In Thailand, where the film was shot in 2006, Rambo has been picked up for distribution by Rose Media, though no firm date for release has yet been given. Over on The Nation's Weblogs, the question has been posed whether the film will be released in Thailand at all, given the Thai government's cozy relations to the Burmese junta. Showing the film would only call attention to the 800-pound gorilla in the room that Thai officials would rather not discuss.
Also, given that Thai censors have recently started cracking down on violence in film, as seen by the "foggy blurring" of blood in the local theatrical release of Sweeney Todd, it's questionable how much of the film would be shown if it is released. That it's being handled by Rose Media, a distributor that is notorious for its censored DVD releases (they're the ones that superimpose text messages on scenes to say "smoking is harmful" and "guns are bad"), does not bode well for the film's chances in Thailand.
Rambo was filmed in Chiang Mai Province, Thailand in 2006. The fourth in the franchise of films that started in 1982 with First Blood, features Stallone's battle-scarred Vietnam War veteran living along the banks of the Salween River - a location that brings to brings to mind Sterling Silliphant's and Chatrichalerm Yukol's 1994 action film, Salween. I wonder if Sly was inspired by it? In Rambo, the hero has retreated to a quiet life as a river guide who captures snakes for the locals. He is stirred into action once more after a group of Christian missionaries is captured by the Burmese military and need to be rescued.
Last year, when the protests against out-of-control price increases flared up in Rangoon (or Yangon) and other cities across Burma, and were violently put down by the junta's soldiers, Stallone offered his recollection of what he saw while filming on location along the border:
I witnessed the aftermath [in Burma] - survivors with legs cut off and all kinds of land mine injuries, maggot-infested wounds and ears cut off. We saw many elephants with blown-off legs. We hear about Vietnam and Cambodia, but this was more horrific.

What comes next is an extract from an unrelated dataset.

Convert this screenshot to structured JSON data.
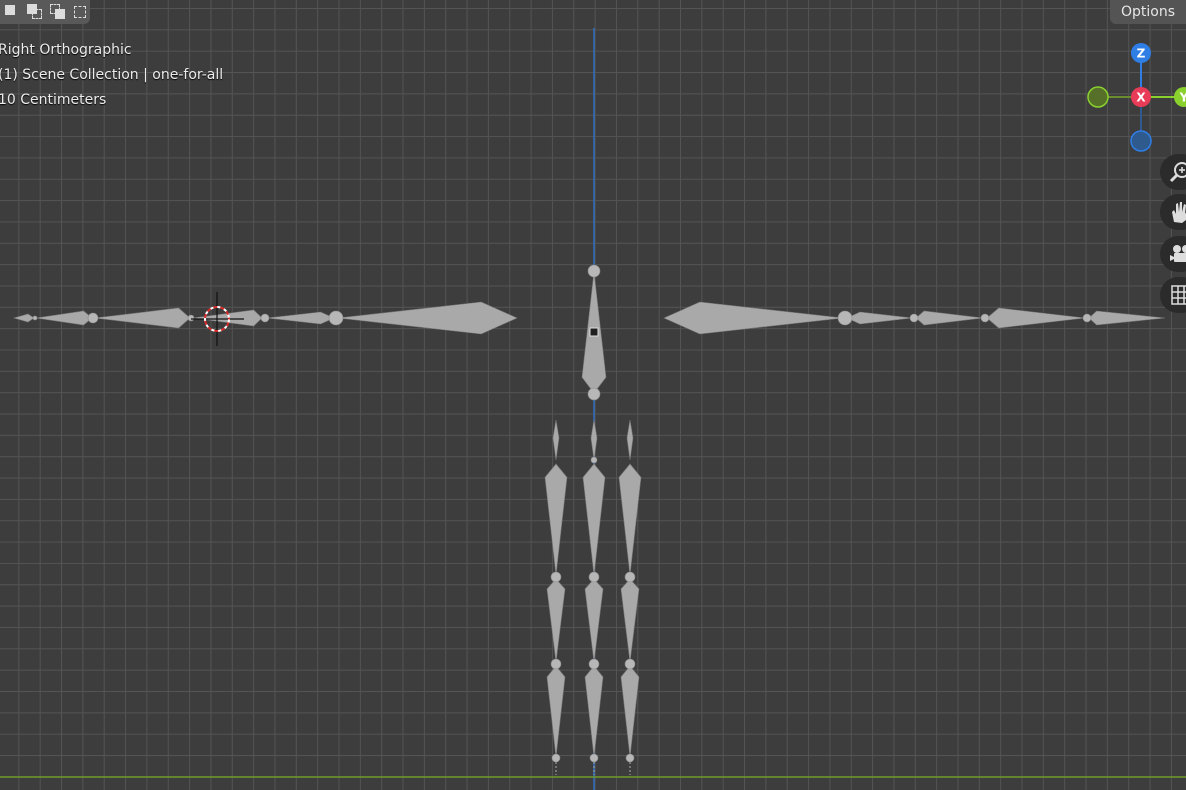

And, in the face of the Burmese generals' orders to pirate movie hawkers in Burma, Stallone has made new statements.
I'm only hoping that the Burmese military, because they take such incredible offence to this, would call it lies and scurrilous propaganda. Why don't you invite me over?cLet me take a tour of your country without someone pointing a gun at my head and we'll show you where all the bodies are buried... Or let's go debate in Washington in front of a congressional hearing... But I doubt that's going to happen.
Meanwhile, Stallone has been back and forth over whether he's going to do a Rambo V, going from "I can't go any further" to "right now I think I'm gearing one up ... we'll do something a little darker and a little more unexpected."
Time to order some more human growth hormone.